A pesar de las manifestaciones de fervor religioso, algunas de plano histéricas, que provocó la visita del Papa, la Iglesia católica en México es una institución débil, sus recursos son limitados y su desempeño, ya lo vimos, deficiente. Peor aún, los escándalos del padre Marcial Maciel sí que están presentes en la memoria de muchos de nosotros, y no sólo de aquellos de quienes abusó, sino de quienes apenas nos hemos enterado de sus trapacerías y perversiones. La Iglesia en México ha creído que su alianza con el Estado era una fuente de fortaleza; el Papa le recordó que no es así, y que las consecuencias de su cercanía al poder político han tenido el mismo efecto que si hubieran invitado a comer en su mesa al ángel exterminador. Si la Iglesia pensaba que al acercarse a los ricos podría educarlos en los valores y las creencias que sostiene, se ha equivocado de manera lamentable. No sólo no ha tenido la capacidad de formar a los católicos mexicanos de acuerdo con los valores que ostenta, sino que no pudo resistir el contagio de los virus más dañinos de la política nacional. El estado de salud de la Iglesia mexicana es tan delicado que no se justifican los temores que expresaron comentaristas radiofónicos y público en general, a que se beneficiara de la visita, a que ampliara su capacidad de influencia, y ejerciera presiones políticas para restablecer su imperio religioso.

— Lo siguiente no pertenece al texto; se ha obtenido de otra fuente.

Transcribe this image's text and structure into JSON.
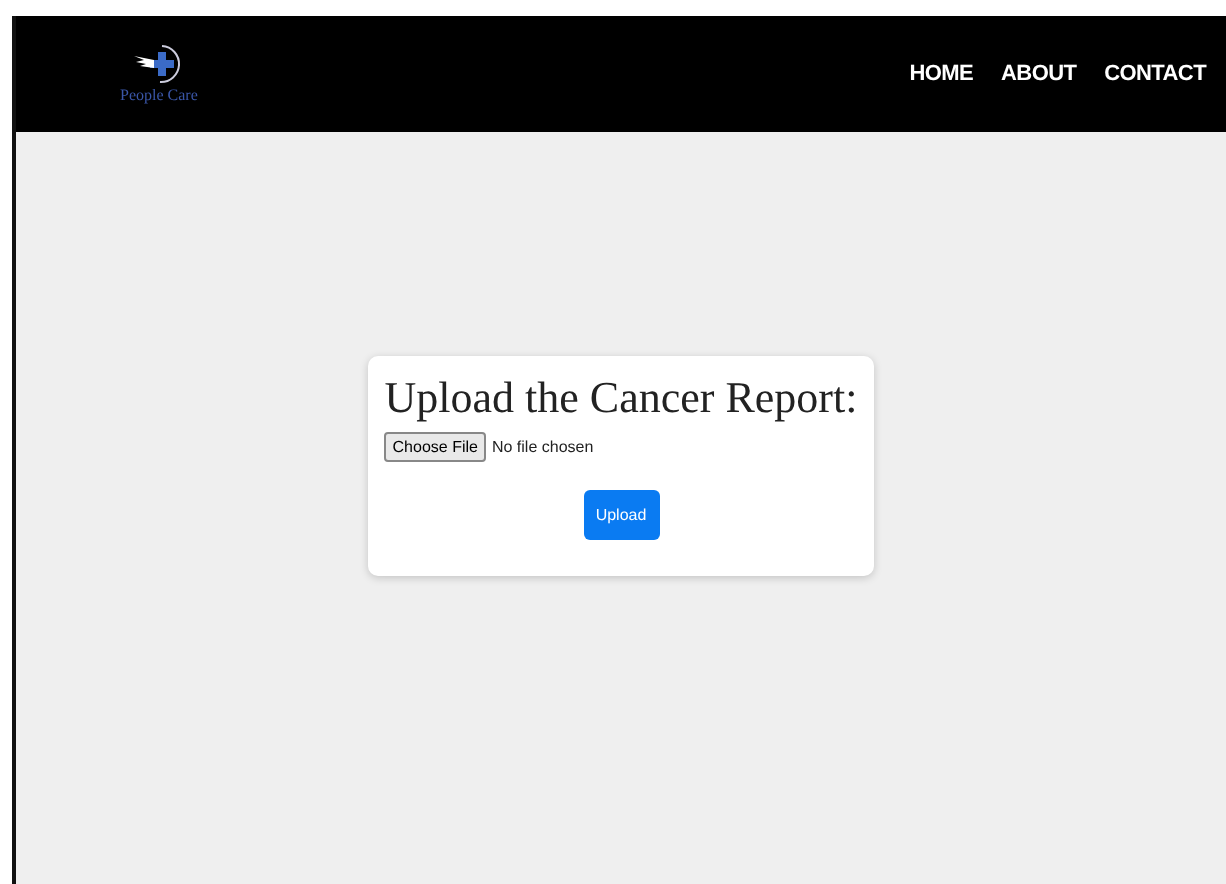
{
  "header": {
    "logo_text": "People Care",
    "nav": [
      "HOME",
      "ABOUT",
      "CONTACT"
    ]
  },
  "upload_card": {
    "title": "Upload the Cancer Report:",
    "file_button": "Choose File",
    "file_status": "No file chosen",
    "submit": "Upload"
  }
}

Nada sugiere que la Iglesia católica en México se haya fortalecido políticamente por la visita del Papa, porque la sociedad es hoy mucho más diversa, compleja y difícil de interpretar que en el pasado, porque un gran número de creyentes piensa que puede establecer una relación directa con Dios, que para eso no necesita de sacerdotes, monjas o intermediarios de ninguna naturaleza. El papa Francisco fue para muchos sólo un mensajero, su visita fue un breve paréntesis, un recuerdo amable en medio de la catástrofe.